More than 500 counter-terrorism cops backed by local police and officers from the UK Border Agency carried out dawn raids in London, Coventry and Cardiff.
Homeland Security Investigations from the US were also involved in the operation, codenamed Iridescent.
A source said last night: “A line of inquiry is the providing of money to finance terrorism and al-Shabaab in Somalia. Sales of khat are believed to be the source.
“Also being looked at is the sending of weapons to the US for onward shipment to pirates in Somalia.”
A man aged 49 and a woman aged 45 were detained at the same address in Croydon, South London. It was not clear whether they are man and wife. Two men aged 49 and 30 were arrested in the London suburb of Brent.

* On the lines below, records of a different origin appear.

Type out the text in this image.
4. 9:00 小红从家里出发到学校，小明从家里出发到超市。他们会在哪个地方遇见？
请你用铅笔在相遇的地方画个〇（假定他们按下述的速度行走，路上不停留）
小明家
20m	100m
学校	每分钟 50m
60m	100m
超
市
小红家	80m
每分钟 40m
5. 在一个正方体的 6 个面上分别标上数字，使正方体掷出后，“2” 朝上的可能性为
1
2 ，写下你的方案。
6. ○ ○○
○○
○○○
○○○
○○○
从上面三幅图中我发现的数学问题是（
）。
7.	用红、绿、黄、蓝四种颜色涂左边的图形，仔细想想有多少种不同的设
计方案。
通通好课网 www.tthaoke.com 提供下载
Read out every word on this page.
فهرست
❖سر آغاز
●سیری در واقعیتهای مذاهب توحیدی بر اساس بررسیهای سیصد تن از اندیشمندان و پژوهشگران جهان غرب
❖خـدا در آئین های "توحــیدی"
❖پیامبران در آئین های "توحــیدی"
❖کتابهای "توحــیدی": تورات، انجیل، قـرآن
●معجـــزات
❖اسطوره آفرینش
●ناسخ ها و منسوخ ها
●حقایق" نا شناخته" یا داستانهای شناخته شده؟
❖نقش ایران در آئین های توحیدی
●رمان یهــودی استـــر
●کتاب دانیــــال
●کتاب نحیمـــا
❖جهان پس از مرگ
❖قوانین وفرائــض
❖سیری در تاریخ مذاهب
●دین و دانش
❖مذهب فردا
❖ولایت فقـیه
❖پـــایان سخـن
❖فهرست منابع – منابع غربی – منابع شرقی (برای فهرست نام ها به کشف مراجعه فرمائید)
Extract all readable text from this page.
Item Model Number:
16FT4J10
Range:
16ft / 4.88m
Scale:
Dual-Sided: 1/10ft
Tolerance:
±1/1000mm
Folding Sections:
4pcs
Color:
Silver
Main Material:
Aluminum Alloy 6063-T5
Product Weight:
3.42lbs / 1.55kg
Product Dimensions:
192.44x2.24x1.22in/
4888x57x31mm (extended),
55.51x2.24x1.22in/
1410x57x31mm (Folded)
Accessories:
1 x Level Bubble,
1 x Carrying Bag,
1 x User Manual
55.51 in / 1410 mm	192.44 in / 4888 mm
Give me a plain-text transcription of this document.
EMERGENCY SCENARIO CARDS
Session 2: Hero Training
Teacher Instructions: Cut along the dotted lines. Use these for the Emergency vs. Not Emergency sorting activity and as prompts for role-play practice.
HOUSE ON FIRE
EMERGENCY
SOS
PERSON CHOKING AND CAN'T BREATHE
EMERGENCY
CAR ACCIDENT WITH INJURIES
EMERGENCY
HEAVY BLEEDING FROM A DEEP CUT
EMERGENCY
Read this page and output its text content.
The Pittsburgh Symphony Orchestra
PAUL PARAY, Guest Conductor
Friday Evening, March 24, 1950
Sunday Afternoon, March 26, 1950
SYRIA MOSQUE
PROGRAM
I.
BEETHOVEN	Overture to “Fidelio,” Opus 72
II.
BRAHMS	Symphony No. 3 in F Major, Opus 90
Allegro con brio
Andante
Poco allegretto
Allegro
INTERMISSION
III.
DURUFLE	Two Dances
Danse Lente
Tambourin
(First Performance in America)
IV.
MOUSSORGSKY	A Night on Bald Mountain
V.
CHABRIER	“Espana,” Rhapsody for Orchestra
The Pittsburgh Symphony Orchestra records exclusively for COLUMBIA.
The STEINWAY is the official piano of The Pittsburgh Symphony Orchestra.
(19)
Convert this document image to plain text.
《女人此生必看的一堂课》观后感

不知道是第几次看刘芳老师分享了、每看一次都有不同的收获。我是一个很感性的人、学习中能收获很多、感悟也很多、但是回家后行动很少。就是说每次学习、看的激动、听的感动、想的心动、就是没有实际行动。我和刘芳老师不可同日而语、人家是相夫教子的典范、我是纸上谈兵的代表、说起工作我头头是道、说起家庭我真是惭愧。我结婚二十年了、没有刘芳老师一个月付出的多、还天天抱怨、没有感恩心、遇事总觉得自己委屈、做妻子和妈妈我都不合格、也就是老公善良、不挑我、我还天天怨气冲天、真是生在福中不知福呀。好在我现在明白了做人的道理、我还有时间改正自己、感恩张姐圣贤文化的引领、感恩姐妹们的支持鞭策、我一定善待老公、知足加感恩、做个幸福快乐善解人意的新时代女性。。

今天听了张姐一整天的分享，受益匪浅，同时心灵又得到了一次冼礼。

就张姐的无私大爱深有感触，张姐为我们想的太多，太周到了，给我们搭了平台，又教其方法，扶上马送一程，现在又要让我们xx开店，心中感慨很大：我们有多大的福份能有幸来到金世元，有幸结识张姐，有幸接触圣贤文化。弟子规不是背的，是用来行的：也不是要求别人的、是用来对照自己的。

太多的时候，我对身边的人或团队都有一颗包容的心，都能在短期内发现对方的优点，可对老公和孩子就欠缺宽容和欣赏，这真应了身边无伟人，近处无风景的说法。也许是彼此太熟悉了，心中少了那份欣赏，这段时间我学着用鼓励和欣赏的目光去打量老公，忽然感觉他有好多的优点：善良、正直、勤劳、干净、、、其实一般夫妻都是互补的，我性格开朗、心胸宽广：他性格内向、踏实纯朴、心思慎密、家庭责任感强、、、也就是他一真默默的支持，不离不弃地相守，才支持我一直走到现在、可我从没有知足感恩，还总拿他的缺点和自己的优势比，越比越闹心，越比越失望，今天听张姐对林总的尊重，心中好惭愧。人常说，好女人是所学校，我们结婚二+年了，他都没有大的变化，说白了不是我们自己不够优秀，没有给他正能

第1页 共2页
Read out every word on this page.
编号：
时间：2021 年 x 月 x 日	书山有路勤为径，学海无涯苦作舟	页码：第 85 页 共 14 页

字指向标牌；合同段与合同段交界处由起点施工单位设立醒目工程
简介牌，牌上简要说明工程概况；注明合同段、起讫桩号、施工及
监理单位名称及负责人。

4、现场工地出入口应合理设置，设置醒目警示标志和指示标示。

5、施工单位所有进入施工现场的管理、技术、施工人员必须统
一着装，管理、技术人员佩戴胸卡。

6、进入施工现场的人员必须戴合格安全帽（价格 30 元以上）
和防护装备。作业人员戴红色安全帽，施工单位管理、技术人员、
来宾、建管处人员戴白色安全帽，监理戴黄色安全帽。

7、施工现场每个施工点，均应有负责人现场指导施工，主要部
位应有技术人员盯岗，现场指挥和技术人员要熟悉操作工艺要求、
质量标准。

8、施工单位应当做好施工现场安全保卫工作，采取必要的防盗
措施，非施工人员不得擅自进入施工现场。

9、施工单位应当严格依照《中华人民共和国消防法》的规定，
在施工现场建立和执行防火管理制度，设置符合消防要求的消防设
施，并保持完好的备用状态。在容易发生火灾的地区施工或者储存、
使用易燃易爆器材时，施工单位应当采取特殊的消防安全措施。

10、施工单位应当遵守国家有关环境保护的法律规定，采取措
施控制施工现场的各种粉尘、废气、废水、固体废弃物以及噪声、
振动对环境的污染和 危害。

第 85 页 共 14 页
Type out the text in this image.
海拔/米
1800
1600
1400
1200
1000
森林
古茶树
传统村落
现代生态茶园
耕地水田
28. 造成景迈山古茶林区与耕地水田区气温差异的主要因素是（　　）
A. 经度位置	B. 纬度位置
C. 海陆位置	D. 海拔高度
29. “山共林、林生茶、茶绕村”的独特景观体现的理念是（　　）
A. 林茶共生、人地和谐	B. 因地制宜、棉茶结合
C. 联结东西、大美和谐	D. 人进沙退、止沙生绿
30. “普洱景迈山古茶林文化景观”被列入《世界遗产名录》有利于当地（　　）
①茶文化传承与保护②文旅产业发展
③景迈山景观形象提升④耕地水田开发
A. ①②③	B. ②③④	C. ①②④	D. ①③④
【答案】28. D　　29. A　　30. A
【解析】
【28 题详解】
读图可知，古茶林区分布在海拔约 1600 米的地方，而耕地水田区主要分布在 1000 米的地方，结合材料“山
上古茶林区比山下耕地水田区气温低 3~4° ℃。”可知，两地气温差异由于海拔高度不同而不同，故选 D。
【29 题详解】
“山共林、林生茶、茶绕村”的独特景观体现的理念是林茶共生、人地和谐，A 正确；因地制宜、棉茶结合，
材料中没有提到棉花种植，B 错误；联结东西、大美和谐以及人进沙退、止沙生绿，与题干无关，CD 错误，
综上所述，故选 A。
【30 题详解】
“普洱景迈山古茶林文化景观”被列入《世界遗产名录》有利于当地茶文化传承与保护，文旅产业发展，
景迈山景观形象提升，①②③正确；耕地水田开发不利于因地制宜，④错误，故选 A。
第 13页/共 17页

A man aged 45 and a man aged 42 were picked up in Coventry and another man aged 40 was arrested in Cardiff.
Warrants were granted allowing searches at 12 residential addresses.
The suspects are all thought to have links to Britain’s Somali community.
A police statement said: “The arrests were a part of a pre-planned, intelligence-led operation into suspected fundraising for terrorism overseas.”